This is part of the Semicolon&Sons Code Diary - consisting of lessons learned on the job. You're in the web-development category.
Last Updated: 2024-11-23
I uploaded a static website to s3 but it had a problem. When I visited the
index.html
file in Chrome, the file was downloaded instead of rendered.
Inspecting the HTML headers, its Content-Type was wrong: Instead of 'text/html'
it was "Content-Type: binary/octet-stream". Thus the downloading. The fix was to
set the content-type when uploading the object to s3.
I installed DebugBar
into some PHP code. To my surprise, this broke
various client-side JavaScript endpoints in development. This is because these
endpoints expected data in JSON or XML formats and then parsed them client-side.
However, DebugBar
appends itself to the output from the server. This sorta
makes sense, since where else could it possibly appear, it being an
exclusively backend-installed tool?
I looked into the DebugBar
features, and it knows to hide itself when it's a
JSON or XML content-type. My current JavaScript code specified nothing about
Content-Type (I was trying to be economical) so therefore the hiding was not
triggered during my XML/JSON requests.
After specifying the Content-Type headers for these requests, everything worked.

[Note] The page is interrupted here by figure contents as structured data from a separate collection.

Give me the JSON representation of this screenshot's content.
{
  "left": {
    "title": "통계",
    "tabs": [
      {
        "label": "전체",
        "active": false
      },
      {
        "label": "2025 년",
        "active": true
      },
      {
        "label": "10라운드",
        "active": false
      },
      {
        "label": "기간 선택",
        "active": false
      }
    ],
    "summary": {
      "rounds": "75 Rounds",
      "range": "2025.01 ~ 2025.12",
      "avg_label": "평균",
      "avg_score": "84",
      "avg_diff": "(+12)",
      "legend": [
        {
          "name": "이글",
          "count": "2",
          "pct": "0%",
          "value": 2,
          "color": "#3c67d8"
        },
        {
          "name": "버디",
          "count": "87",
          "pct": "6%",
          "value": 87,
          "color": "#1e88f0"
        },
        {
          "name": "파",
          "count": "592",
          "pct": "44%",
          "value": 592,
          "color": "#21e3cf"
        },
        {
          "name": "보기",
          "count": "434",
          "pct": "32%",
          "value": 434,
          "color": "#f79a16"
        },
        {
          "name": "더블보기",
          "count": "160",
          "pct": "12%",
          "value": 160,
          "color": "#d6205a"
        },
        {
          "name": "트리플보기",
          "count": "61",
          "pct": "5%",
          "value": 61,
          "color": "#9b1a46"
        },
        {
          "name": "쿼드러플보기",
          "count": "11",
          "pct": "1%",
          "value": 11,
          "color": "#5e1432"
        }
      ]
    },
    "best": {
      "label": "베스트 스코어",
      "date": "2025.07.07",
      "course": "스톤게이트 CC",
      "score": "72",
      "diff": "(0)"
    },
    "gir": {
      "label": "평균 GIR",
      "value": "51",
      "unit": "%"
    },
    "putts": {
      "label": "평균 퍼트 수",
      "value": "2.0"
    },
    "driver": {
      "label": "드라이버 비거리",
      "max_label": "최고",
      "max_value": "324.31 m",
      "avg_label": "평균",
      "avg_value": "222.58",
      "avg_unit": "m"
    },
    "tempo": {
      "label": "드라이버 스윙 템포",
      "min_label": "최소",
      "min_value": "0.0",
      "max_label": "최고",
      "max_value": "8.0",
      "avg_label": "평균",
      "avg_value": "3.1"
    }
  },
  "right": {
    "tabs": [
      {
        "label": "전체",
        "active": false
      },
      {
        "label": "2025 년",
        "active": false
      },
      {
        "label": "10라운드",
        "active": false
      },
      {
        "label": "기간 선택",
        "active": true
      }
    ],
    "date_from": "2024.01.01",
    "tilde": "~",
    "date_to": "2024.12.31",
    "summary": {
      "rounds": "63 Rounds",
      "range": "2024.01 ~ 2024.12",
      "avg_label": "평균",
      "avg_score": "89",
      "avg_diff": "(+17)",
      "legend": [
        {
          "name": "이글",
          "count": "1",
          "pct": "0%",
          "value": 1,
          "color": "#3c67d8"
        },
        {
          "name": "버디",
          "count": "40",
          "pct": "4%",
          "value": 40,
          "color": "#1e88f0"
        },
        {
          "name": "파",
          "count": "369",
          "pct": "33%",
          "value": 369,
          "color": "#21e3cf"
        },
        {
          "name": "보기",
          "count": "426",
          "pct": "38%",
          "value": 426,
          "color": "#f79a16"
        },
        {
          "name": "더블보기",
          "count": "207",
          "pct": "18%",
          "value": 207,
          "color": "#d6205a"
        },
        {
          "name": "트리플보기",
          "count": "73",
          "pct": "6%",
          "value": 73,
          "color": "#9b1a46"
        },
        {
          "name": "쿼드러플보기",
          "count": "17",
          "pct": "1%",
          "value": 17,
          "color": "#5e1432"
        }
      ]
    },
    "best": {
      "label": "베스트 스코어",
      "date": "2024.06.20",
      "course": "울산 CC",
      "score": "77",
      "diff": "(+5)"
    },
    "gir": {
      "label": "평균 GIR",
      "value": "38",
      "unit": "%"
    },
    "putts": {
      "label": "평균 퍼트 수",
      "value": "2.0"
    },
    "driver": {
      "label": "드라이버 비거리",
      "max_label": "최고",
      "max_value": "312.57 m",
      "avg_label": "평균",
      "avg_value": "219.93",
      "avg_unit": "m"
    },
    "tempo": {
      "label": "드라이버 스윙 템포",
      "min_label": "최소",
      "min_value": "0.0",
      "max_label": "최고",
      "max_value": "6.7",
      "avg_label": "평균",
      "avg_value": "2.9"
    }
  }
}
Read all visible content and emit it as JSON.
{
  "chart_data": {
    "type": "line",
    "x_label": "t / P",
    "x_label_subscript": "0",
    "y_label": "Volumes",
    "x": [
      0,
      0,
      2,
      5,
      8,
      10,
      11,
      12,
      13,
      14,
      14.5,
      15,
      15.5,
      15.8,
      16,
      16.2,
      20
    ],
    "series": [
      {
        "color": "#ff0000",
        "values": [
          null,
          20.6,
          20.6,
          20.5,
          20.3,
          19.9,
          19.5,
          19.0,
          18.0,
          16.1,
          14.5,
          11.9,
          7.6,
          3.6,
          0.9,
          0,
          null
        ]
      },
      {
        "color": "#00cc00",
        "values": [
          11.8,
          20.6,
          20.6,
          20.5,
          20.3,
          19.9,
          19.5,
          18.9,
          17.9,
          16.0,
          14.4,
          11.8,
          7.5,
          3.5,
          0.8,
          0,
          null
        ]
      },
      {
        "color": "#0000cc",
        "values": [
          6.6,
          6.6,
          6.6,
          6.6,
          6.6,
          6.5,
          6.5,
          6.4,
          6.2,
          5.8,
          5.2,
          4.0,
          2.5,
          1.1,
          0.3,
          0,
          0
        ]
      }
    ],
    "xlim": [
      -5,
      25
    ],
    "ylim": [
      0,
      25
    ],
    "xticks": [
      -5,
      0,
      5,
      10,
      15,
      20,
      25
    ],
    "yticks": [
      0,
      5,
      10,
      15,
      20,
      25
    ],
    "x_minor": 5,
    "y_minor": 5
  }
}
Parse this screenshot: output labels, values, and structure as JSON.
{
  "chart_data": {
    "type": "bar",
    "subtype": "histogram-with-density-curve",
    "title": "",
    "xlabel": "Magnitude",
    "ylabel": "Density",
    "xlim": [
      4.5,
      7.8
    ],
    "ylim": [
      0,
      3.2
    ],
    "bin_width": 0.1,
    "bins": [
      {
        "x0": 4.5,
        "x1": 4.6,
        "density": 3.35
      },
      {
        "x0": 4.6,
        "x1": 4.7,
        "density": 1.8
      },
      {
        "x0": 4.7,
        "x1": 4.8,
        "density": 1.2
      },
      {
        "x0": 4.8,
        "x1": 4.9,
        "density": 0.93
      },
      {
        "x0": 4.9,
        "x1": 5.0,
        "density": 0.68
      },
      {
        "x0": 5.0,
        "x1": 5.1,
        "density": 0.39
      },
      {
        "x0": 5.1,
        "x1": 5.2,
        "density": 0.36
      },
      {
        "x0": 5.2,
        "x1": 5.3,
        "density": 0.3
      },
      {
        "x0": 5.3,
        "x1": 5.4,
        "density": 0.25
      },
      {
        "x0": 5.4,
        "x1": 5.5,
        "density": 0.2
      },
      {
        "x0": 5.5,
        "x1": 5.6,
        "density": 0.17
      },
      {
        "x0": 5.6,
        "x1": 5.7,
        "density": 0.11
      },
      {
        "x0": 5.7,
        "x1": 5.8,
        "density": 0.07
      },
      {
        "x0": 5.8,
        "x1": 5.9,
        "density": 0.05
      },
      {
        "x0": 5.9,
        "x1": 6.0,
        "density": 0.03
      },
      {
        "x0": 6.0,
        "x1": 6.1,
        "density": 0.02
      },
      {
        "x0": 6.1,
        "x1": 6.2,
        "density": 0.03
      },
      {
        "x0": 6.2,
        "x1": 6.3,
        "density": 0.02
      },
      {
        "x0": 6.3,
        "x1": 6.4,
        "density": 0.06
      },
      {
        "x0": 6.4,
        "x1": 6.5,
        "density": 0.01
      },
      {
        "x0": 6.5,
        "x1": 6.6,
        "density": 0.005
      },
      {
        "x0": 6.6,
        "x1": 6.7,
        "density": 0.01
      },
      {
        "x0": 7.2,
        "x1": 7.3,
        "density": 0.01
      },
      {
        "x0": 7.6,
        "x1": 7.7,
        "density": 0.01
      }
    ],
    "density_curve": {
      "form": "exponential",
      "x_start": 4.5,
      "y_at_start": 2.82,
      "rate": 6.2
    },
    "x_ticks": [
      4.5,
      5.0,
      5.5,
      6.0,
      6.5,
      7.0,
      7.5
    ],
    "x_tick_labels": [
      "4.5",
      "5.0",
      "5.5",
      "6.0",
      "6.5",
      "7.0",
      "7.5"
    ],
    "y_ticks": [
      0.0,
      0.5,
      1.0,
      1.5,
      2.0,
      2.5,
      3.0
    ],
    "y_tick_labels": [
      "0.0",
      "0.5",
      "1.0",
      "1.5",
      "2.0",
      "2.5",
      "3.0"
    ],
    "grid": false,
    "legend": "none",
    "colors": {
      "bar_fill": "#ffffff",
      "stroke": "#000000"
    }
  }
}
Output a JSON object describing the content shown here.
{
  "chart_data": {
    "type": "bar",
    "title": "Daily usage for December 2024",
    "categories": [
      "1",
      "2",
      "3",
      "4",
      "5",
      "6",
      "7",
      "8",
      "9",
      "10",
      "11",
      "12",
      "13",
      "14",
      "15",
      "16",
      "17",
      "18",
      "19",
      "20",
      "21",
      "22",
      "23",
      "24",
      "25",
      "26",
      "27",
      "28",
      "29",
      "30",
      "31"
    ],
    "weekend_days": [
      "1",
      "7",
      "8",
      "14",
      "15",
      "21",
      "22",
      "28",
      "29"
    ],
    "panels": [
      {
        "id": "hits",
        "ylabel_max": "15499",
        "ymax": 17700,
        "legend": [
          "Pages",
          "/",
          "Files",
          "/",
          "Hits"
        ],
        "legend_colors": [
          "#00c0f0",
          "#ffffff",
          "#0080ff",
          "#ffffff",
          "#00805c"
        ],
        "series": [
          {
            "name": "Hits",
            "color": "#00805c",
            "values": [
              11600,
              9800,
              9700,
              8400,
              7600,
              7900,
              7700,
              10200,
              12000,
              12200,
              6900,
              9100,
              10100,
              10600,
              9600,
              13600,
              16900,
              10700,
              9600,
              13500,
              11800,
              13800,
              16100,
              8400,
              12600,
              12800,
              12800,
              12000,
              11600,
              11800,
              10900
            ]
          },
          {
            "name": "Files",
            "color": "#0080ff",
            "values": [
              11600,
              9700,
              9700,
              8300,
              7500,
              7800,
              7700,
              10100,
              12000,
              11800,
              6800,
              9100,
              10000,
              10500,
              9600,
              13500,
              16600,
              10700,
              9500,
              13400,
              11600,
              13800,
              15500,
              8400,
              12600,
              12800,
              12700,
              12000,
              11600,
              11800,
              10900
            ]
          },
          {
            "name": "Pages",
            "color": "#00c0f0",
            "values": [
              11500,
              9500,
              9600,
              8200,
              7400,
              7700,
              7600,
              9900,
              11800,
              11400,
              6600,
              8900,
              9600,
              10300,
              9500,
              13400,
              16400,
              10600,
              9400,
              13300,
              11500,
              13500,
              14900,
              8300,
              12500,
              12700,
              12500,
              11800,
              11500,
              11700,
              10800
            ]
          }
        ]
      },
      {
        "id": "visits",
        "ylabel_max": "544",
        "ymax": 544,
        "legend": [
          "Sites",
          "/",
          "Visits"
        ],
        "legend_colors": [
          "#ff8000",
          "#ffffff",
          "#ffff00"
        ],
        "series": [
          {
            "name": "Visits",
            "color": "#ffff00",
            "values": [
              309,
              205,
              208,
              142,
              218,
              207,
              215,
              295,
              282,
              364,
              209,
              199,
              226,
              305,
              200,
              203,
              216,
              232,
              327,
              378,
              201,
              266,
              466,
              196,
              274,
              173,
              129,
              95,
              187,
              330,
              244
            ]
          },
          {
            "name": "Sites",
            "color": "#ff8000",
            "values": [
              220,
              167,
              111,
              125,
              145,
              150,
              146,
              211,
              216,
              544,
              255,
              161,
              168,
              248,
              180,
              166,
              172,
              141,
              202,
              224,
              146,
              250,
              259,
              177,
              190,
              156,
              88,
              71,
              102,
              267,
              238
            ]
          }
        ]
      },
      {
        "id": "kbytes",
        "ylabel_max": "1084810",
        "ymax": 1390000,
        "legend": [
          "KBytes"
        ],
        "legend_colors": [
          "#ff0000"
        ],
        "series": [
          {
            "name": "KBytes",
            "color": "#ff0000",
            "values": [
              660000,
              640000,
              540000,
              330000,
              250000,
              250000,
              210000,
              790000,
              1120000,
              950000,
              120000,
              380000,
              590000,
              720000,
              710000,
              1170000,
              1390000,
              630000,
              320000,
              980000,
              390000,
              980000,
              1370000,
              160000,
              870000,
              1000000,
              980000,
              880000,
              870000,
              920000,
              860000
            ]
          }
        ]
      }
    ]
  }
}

JSON post APIs often require two application/json
entries: Content-Type
and Accept
I had the following code:
def get(url)
...
request = Net::HTTP::Get.new(url)
# Important bit:
request['accept'] = 'application/json'
request['api-key'] = api_key
response = http.request(request)
parse_response_as_json(response)
end
def post(url, data = {})
...
request = Net::HTTP::Post.new(url)
# Important bit:
request['accept'] = 'application/json'
request['api-key'] = api_key
request.body = data.to_json
response = http.request(request)
parse_response_as_json(response)
end
The get
method worked but the post
returned error 406 - "not acceptable"
This was confusing because the methods seemed symmetrical. In reality, what was missing was the "content-type" header for the POST method. Here's the fix
...
request['accept'] = 'application/json'
request['content-type'] = 'application/json'
The reason this is needed is in order for the server to know how to deal with the payload.
Note a potential confusion here: both GET and POST responses from the server will have a content type. However POST requests also have one, since the payload may be significant in size.